Lantana Camara, l’une des plantes les plus envahissantes, peut être vue sous la tour de l’éolienne à Panakudi, Tirunelveli. Photo : Narayana Swamy Subbaraman / Mongabay.

Lire la suite : Le paradoxe des parcs éoliens dans le sud du Tamil Nadu


Planification des futurs parcs éoliens

La terre est une ressource limitée. Des études ont montré que le changement d’utilisation des terres entraîne une perte de biodiversité, en particulier dans les prairies.

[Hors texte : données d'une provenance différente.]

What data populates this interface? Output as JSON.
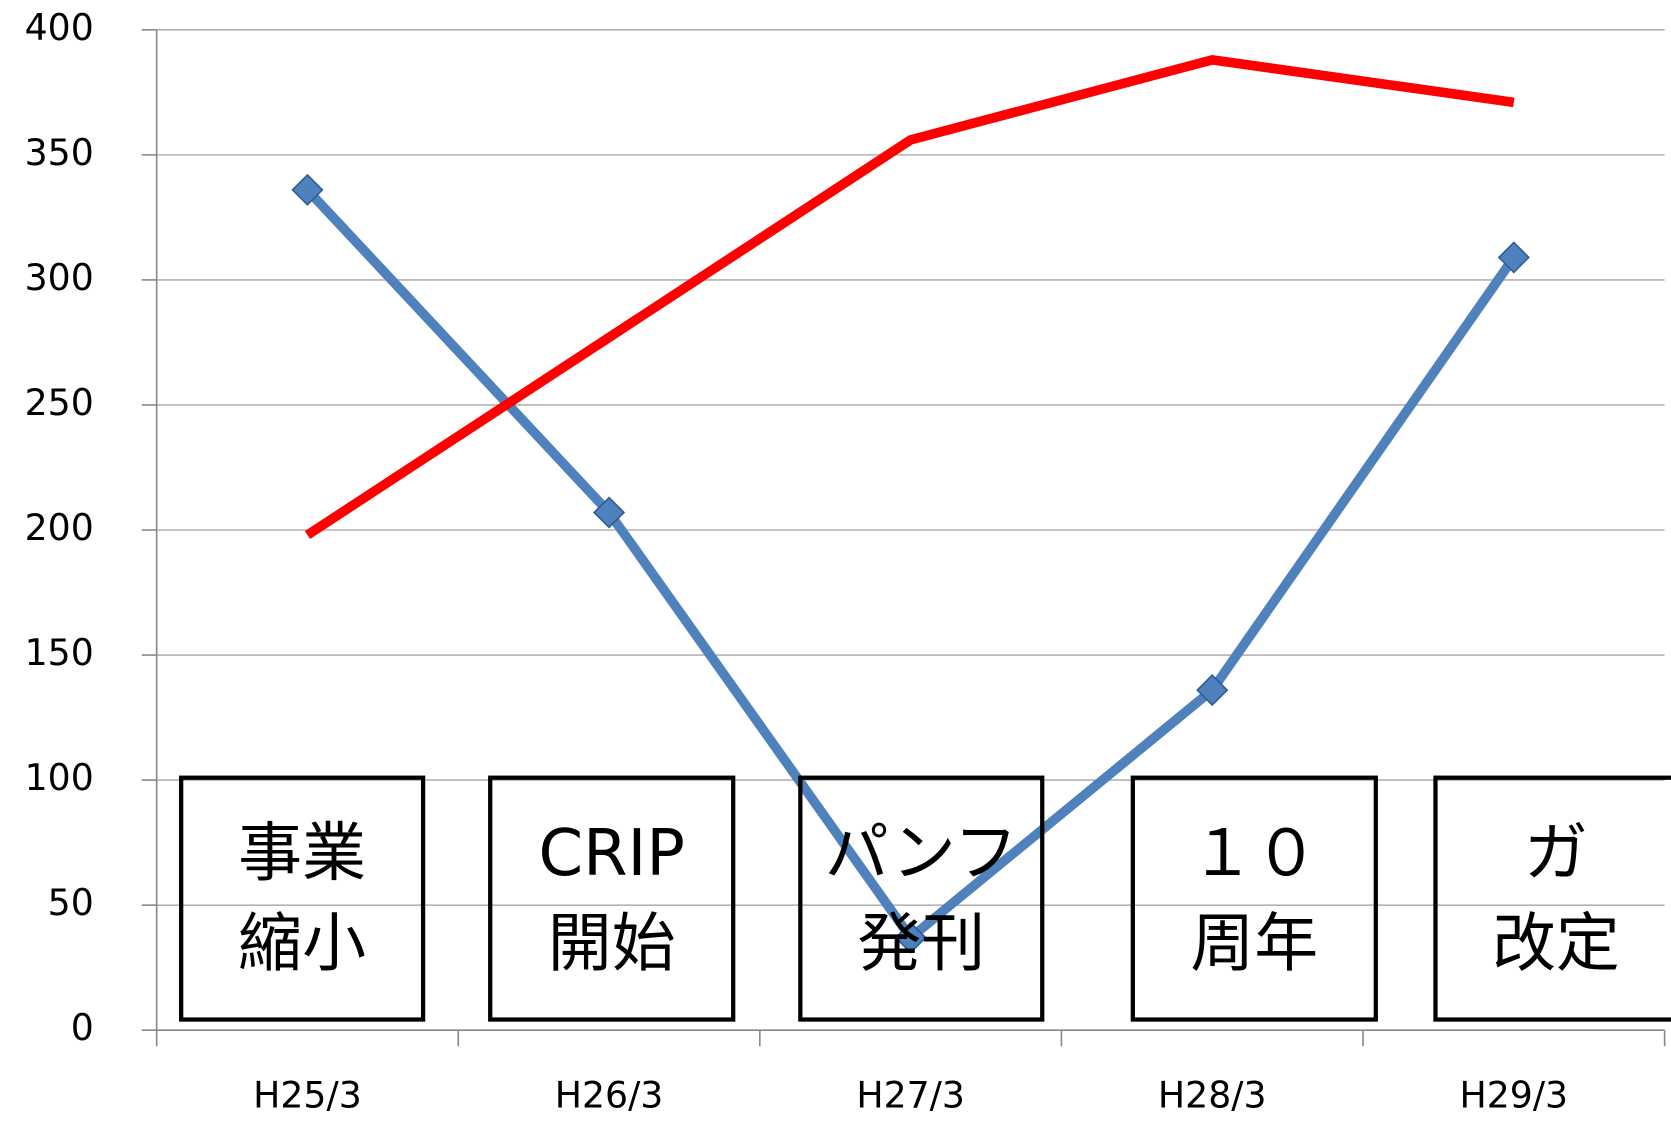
{
  "chart_data": {
    "type": "line",
    "categories": [
      "H25/3",
      "H26/3",
      "H27/3",
      "H28/3",
      "H29/3"
    ],
    "series": [
      {
        "color": "#4f81bd",
        "marker": "diamond",
        "values": [
          336,
          207,
          37,
          136,
          309
        ]
      },
      {
        "color": "#ff0000",
        "values": [
          198,
          277,
          356,
          388,
          371
        ]
      }
    ],
    "ylim": [
      0,
      400
    ],
    "yticks": [
      0,
      50,
      100,
      150,
      200,
      250,
      300,
      350,
      400
    ],
    "grid": true,
    "annotations": [
      {
        "lines": [
          "事業",
          "縮小"
        ]
      },
      {
        "lines": [
          "CRIP",
          "開始"
        ]
      },
      {
        "lines": [
          "パンフ",
          "発刊"
        ]
      },
      {
        "lines": [
          "１０",
          "周年"
        ]
      },
      {
        "lines": [
          "ガ",
          "改定"
        ]
      }
    ]
  }
}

Avant de concevoir de futurs parcs éoliens, les écologistes et les scientifiques conseillent aux développeurs de considérer l’évaluation de la biodiversité comme un moyen d’atteindre à la fois les objectifs climatiques et de biodiversité.

L’Inde a besoin d’une zone presque de la taille du Bihar, composée principalement d’écosystèmes naturels ouverts, pour mettre en place des projets d’énergie renouvelable et atteindre ses objectifs nationaux de réduction des émissions. Les projets d’énergie renouvelable, en particulier les parcs éoliens dans les parties sud du Tamil Nadu, sont situés dans ces écosystèmes naturels ouverts, qui sont principalement des terres arides et des prairies riches en biodiversité. Il est donc important de comprendre la biodiversité sensible de ces paysages avant d’installer des éoliennes.

“Nous devons planifier des parcs éoliens qui ont le moins d’impact sur la biodiversité. Si les grains aux couleurs vives fonctionnent, toutes les entreprises devraient être encouragées à le faire. Les technologies Vortex (turbines sans pales) et d’autres inventions peuvent être étudiées », a déclaré Hopeland.

BNHS travaille avec Birdlife International pour créer une carte de sensibilité des oiseaux pour l’Inde. Selvaraj du BNHS a expliqué à Mongabay-India le but de cette carte : “C’est un outil important et dynamique.”

« À l’aide de la carte, nous pouvons voir si l’endroit est très sensible aux oiseaux en sélectionnant l’une des zones. Ceci est particulièrement utile pour les parcs éoliens et les lignes de transmission. Cette carte met en évidence les espèces susceptibles d’entrer en collision avec les éoliennes. Des sites Ramsar potentiels seront également inclus. C’est bien pour les compagnies éoliennes de choisir les zones qui ont le moins d’impact sur les oiseaux », a déclaré Selvaraj à Mongabay-India. Les chercheurs ont pour objectif de publier cette carte d’ici la fin de 2022.

Mongabay-India a approché le département de l’énergie du gouvernement du Tamil Nadu pour comprendre quelles mesures ont été prises pour évaluer ou conserver la biodiversité des paysages dominés par les parcs éoliens, mais aucune réponse n’a été reçue. L’histoire sera mise à jour lorsqu’une réponse sera reçue.


Image de bannière: Le Tamil Nadu n’a pas d’évaluations de la biodiversité dans les prairies dominées par les parcs éoliens. Les écologistes recommandent plus de recherche sur la biodiversité dans l’État. Photo : Narayana Swamy Subbaraman / Mongabay.